Chan’s layered screenplay spends some time on team dynamics (as with Bong’s squad, Ngo’s crew unquestionably trust their leader’s judgment) yet its crucial contrast and interplay concerns the men in charge. Although he has touched on the moral quagmires of law enforcement in Big Bullet (1996) and Invisible Target, the distinct trajectories of Bong and Ngo find Chan making his most explicit commentary on how similarly decent individuals respond differently to corruptive institutional hierarchy. In unflinching fashion, detailed flashbacks show how Ngo’s career freefall occurred because at once went too far yet was just following the orders of a commanding officer who gave false assurance that he had his back. Although it is suggested that Bong would have suffered the same fate if he had been given the doomed assignment instead, Chan positions the older officer as someone who operates within vaguely defined lines yet remains wary of higher authority and is aware of how those who do the leg work are sacrificial. If Ngo’s belief in the system ultimately places him in fierce opposition to it, Bong’s acknowledgment of its flaws, and the difficulty of applying broad rules to specific situations, keeps him balanced. Indeed, a courtroom flashback to the Ngo’s trail sees Bong trying to explain, if not justify, his colleague’s actions within the grey area that they were committed, but is cut short by a prosecutor for whom ‘right’ and ‘wrong’ are the only categorizations. Yet when this callous system turns Ngo and his crew into a threats to society, it is Bong who is expected to put his life on the line to eradicate the aberration. Raging Fire boasts a number of strong dramatic scenes with Yen and Tse playing their roles to the hilt, particularly in a tense interrogation room confrontation which subtly peels away tacit mutual respect to provide a springboard for the combustible second half.

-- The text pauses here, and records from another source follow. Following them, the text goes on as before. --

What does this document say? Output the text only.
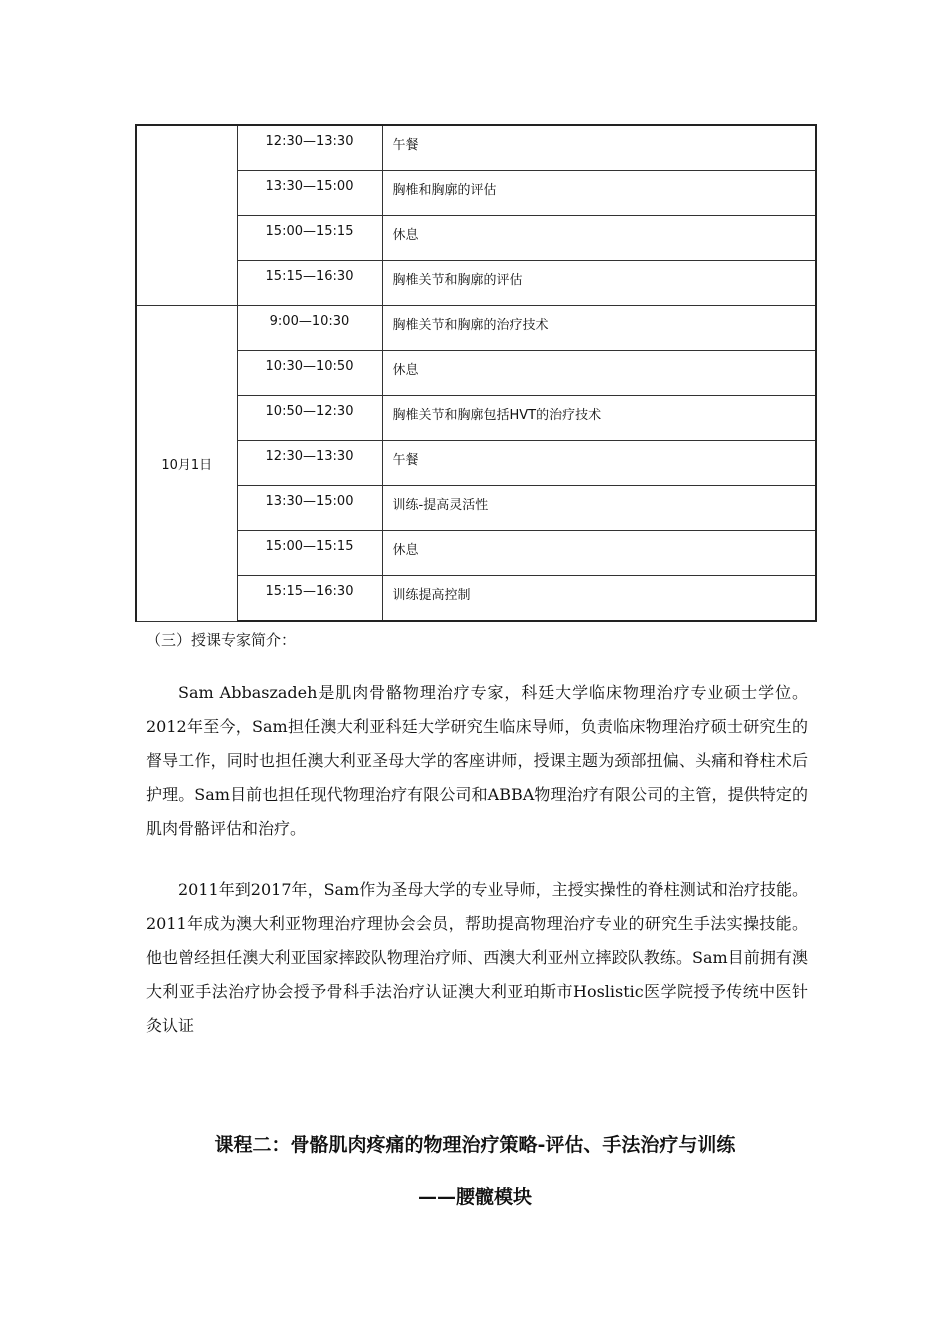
	12:30—13:30	午餐
	13:30—15:00	胸椎和胸廓的评估
	15:00—15:15	休息
	15:15—16:30	胸椎关节和胸廓的评估
10月1日	9:00—10:30	胸椎关节和胸廓的治疗技术
	10:30—10:50	休息
	10:50—12:30	胸椎关节和胸廓包括HVT的治疗技术
	12:30—13:30	午餐
	13:30—15:00	训练-提高灵活性
	15:00—15:15	休息
	15:15—16:30	训练提高控制
（三）授课专家简介：

Sam Abbaszadeh是肌肉骨骼物理治疗专家，科廷大学临床物理治疗专业硕士学位。2012年至今，Sam担任澳大利亚科廷大学研究生临床导师，负责临床物理治疗硕士研究生的督导工作，同时也担任澳大利亚圣母大学的客座讲师，授课主题为颈部扭偏、头痛和脊柱术后护理。Sam目前也担任现代物理治疗有限公司和ABBA物理治疗有限公司的主管，提供特定的肌肉骨骼评估和治疗。

2011年到2017年，Sam作为圣母大学的专业导师，主授实操性的脊柱测试和治疗技能。2011年成为澳大利亚物理治疗理协会会员，帮助提高物理治疗专业的研究生手法实操技能。他也曾经担任澳大利亚国家摔跤队物理治疗师、西澳大利亚州立摔跤队教练。Sam目前拥有澳大利亚手法治疗协会授予骨科手法治疗认证澳大利亚珀斯市Hoslistic医学院授予传统中医针灸认证

课程二：骨骼肌肉疼痛的物理治疗策略-评估、手法治疗与训练
——腰髋模块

However, it is still primarily an action spectacle and thoroughly delivers on those terms. Having been diagnosed with nasopharyngeal cancer, Chan passed away in August 2020 while Raging Fire was still in post-production leaving the director’s close collaborators to add the finishing touches. Tautly edited by Curran Pang, the result is one of Chan’s most propulsive films with the solemn tone enhanced by Yuen Man-fung’s shadowy, borderline dystopian cinematography while a run of absolutely thumping set pieces can be favorably compared to Invisible Target or Wilson Yip’s bar-raising SPL (2005). Aside from some incongruous CGI during an otherwise well orchestrated car chase, the stunts are thrillingly executed. Bong’s attempt to apprehend a suspect in a shantytown area full of henchmen recalls the gritty, close quarters skirmishes of Gareth Evans’ The Raid (2011) and Erik Matti’s Buybust (2018) but with Yen’s lethal kicks thrown in. The big climax echoes the epic gun battle in Michael Mann’s Heat (1995) by featuring an ear-shattering shoot-out at Tsim Sha Tsui, but it leads to a final sparring match that could only be found in Hong Kong cinema with sensational fight choreography and two leads who are pushing themselves to the very limit by (mostly) doing all their own stuff.
Balancing expertly staged action sequences and a ton a pathos, Raging Fire is not only a searing directorial swansong but one of the best Hong Kong action films of recent vintage.
Raging Fire is showing at the New York Asian Film Festival on August 9. It is released in North America by Well Go USA Entertainment on August 13.